Members of the public are being asked to share their views on whether people aged 75 and above should continue to receive a free TV licence once Government funding the concession comes to an end.
Under the BBC’s latest funding agreement with the Government, the broadcaster becomes responsible for deciding whether to offer the concession after June 2020.
It’s expected that continuing the current scheme would cost £745m by 2021/22, a sum the BBC says would force it to “fundamentally change” how it delivers services, including cutting back spending on content.
However, ending the concession would mean over 75s having to pay for their licence, potentially causing difficulty for those on lower incomes.
Instead of the two more extreme options, the BBC could introduce a discount for those over 75, reducing the amount of income it loses while ensuring current recipients aren’t suddenly required to pay the full cost of a licence, or introduce a means-tested scheme under which those in greater financial need wouldn’t pay, while those who could afford it would.
BBC bosses acknowledge that whatever option is adopted “would have its merits and its drawbacks.”
Tony Hall, BBC Director-General, says: “This is an important decision.
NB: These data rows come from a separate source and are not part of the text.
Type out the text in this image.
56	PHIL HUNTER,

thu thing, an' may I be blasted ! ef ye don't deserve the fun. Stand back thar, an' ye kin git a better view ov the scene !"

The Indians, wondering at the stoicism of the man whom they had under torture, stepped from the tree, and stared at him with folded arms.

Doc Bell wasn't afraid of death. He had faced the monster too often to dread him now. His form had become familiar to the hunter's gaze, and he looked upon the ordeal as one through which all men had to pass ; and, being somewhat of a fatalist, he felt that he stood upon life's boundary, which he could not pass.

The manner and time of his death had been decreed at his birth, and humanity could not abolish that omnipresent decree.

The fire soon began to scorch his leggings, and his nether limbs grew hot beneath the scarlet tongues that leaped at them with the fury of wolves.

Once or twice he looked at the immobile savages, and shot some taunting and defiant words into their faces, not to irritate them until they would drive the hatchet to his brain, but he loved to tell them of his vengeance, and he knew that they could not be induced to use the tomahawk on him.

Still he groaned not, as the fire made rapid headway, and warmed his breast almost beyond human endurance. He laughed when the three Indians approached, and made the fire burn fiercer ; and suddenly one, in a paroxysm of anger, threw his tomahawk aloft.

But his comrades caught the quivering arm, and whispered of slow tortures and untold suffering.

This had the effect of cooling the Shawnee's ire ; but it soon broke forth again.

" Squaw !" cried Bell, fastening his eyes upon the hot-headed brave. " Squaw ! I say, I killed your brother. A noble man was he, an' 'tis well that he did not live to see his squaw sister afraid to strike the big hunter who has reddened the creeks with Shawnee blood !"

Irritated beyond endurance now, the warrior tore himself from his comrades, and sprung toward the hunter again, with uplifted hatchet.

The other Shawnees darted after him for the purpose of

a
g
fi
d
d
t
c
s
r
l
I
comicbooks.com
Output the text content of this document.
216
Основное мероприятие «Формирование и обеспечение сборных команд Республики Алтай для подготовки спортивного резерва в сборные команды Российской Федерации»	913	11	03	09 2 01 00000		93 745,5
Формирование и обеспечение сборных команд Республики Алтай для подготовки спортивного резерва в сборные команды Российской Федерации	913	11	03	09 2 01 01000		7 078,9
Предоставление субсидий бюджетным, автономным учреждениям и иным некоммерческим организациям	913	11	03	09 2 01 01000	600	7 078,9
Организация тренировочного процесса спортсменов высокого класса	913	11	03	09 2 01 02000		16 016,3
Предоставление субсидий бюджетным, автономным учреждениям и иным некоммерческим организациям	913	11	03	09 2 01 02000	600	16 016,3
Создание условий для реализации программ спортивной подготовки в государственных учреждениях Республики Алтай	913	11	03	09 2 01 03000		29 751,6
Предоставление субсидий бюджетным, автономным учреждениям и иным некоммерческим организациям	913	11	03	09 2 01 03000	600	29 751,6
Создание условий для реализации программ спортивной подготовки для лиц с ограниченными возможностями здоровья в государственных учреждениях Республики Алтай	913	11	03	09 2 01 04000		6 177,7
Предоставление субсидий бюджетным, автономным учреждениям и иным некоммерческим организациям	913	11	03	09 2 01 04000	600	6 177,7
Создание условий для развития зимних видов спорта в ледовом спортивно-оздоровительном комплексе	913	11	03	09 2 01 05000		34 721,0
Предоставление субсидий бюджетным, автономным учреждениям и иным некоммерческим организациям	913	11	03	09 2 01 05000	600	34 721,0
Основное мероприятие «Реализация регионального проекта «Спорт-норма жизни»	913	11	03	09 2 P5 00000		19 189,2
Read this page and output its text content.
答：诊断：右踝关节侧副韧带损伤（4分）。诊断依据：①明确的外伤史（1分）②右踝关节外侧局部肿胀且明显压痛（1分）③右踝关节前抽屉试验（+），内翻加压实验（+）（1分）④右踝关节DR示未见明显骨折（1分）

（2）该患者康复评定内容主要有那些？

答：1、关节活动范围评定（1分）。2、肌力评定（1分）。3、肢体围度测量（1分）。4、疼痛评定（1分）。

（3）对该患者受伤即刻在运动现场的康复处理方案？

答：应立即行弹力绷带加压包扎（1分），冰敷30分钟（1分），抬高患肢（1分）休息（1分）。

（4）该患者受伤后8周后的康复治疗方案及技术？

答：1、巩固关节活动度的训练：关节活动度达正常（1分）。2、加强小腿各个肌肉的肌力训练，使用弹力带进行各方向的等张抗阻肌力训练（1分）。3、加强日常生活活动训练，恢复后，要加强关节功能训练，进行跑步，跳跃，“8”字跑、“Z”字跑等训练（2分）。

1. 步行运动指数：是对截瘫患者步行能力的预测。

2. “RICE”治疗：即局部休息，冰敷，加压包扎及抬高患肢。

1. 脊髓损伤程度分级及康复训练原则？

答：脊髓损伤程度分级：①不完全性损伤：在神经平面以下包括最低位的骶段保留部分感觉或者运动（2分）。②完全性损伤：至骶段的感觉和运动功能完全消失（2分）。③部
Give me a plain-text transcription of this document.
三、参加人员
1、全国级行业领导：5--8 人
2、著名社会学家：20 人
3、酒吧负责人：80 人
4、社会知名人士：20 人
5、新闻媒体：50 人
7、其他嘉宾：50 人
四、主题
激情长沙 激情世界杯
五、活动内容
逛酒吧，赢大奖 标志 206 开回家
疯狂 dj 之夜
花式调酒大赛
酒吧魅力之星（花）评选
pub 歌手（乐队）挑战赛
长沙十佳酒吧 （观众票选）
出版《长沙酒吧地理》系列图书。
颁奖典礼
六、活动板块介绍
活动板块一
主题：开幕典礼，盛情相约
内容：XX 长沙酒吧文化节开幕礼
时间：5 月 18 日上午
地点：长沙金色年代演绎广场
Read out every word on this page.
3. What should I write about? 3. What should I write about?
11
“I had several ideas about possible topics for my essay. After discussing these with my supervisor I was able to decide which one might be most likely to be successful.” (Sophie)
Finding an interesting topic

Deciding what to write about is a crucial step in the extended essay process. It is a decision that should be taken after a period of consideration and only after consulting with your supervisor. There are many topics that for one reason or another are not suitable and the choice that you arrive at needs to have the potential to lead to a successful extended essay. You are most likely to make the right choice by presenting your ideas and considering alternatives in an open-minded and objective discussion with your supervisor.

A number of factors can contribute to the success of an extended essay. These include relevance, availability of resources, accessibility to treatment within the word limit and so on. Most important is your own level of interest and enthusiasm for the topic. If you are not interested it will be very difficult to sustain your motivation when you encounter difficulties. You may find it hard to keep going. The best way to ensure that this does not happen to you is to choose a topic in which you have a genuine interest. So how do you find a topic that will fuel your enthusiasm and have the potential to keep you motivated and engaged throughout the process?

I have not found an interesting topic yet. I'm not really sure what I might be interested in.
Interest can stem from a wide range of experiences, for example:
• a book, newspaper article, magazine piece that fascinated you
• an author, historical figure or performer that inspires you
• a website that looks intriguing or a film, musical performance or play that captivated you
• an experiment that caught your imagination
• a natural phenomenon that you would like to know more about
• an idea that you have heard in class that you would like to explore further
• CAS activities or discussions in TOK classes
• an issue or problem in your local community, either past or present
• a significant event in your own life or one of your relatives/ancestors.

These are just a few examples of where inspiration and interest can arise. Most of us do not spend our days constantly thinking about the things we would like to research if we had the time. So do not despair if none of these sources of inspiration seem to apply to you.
We have set out a range of options – each has merits and consequences, with implications for the future of the BBC, and for everyone, including older people.
“We need to hear views to help the BBC make the best and fairest decision.”
David Clementi, BBC Chairman, says: “The Board wants to make an informed decision about the future. We want to hear from the public.
“We will listen to their views and balance all the options and arguments before making a decision. The Board does not underestimate the significance of the decision, its implications for the BBC and its audiences.”
The consultation will run for three months with a decision likely by next summer.